Brief · PulseAugur

RESEARCH · arXiv cs.CV English(EN) · 1d · [6 sources]

RT-Counter: Real-Time Text-Guided Open-Vocabulary Object Counting

Researchers have introduced MambaCount, a new framework for text-guided open-vocabulary object counting that utilizes a Spatial Sparse State Space Duality (S^4D) block to overcome the limitations of Transformers in handling dense scenes and large scale variations. MambaCount addresses issues with causal modeling in Mamba and high entropy in spatial token responses, achieving state-of-the-art performance on the FSC-147 dataset with linear complexity.

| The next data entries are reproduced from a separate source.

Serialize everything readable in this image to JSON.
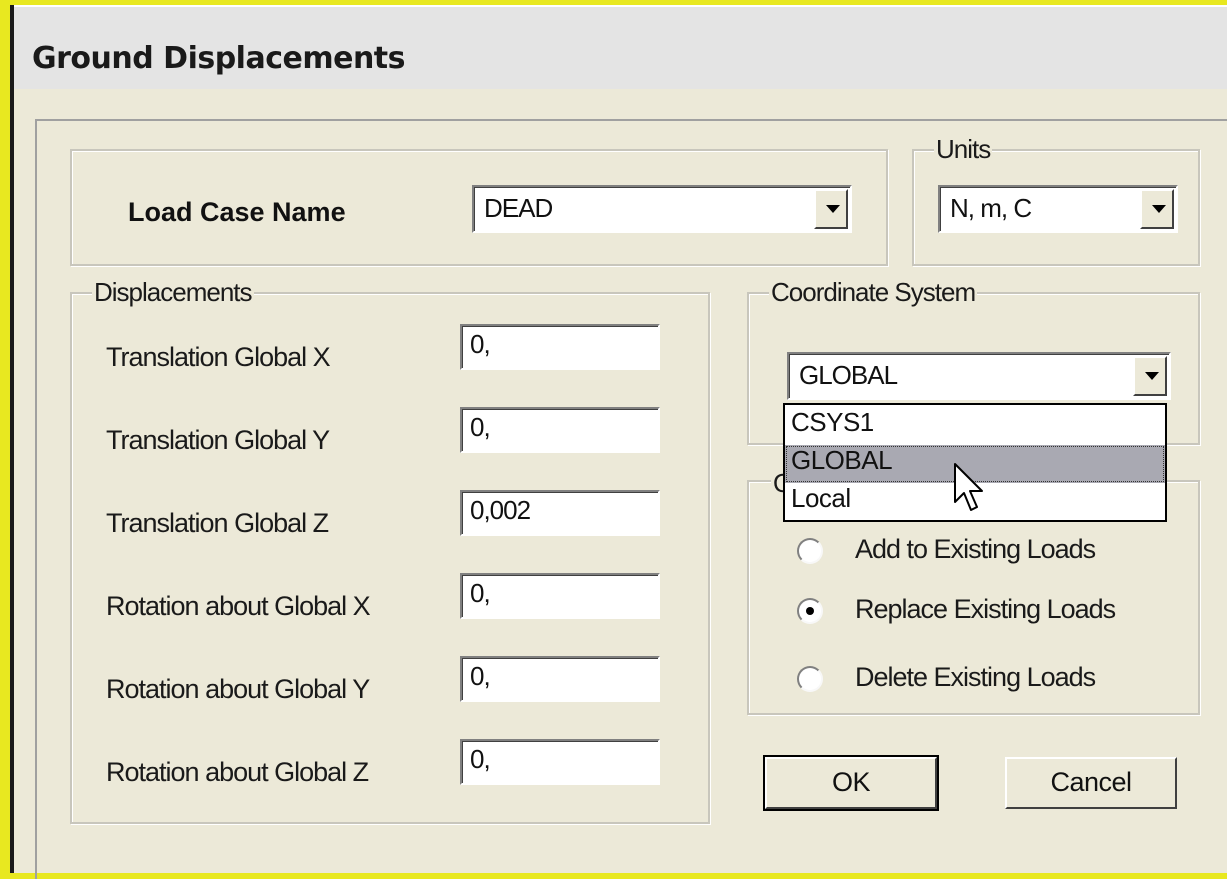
{
  "window": {
    "title": "Ground Displacements"
  },
  "load_case": {
    "label": "Load Case Name",
    "value": "DEAD"
  },
  "units": {
    "legend": "Units",
    "value": "N, m, C"
  },
  "displacements": {
    "legend": "Displacements",
    "rows": [
      {
        "label": "Translation Global X",
        "value": "0,"
      },
      {
        "label": "Translation Global Y",
        "value": "0,"
      },
      {
        "label": "Translation Global Z",
        "value": "0,002"
      },
      {
        "label": "Rotation about Global X",
        "value": "0,"
      },
      {
        "label": "Rotation about Global Y",
        "value": "0,"
      },
      {
        "label": "Rotation about Global Z",
        "value": "0,"
      }
    ]
  },
  "coordinate_system": {
    "legend": "Coordinate System",
    "value": "GLOBAL",
    "options": [
      "CSYS1",
      "GLOBAL",
      "Local"
    ],
    "highlighted": "GLOBAL"
  },
  "options": {
    "legend_visible_fragment": "O",
    "radios": [
      {
        "label": "Add to Existing Loads",
        "checked": false
      },
      {
        "label": "Replace Existing Loads",
        "checked": true
      },
      {
        "label": "Delete Existing Loads",
        "checked": false
      }
    ]
  },
  "buttons": {
    "ok": "OK",
    "cancel": "Cancel"
  }
}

Concurrently, RT-Counter offers a real-time solution for this task, balancing accuracy and efficiency through a Visual Prototype Textualization module and Weaving Transformer layers, achieving competitive results while being significantly faster and more parameter-efficient. Additionally, a new benchmark, Robust-TOOC, has been proposed to evaluate object counting under adverse conditions, alongside Dual-TTT, a test-time training framework designed to improve robustness without altering existing architectures. AI

IMPACT These advancements in object counting could improve AI's ability to understand and interact with complex visual scenes, impacting applications in robotics, autonomous driving, and image analysis.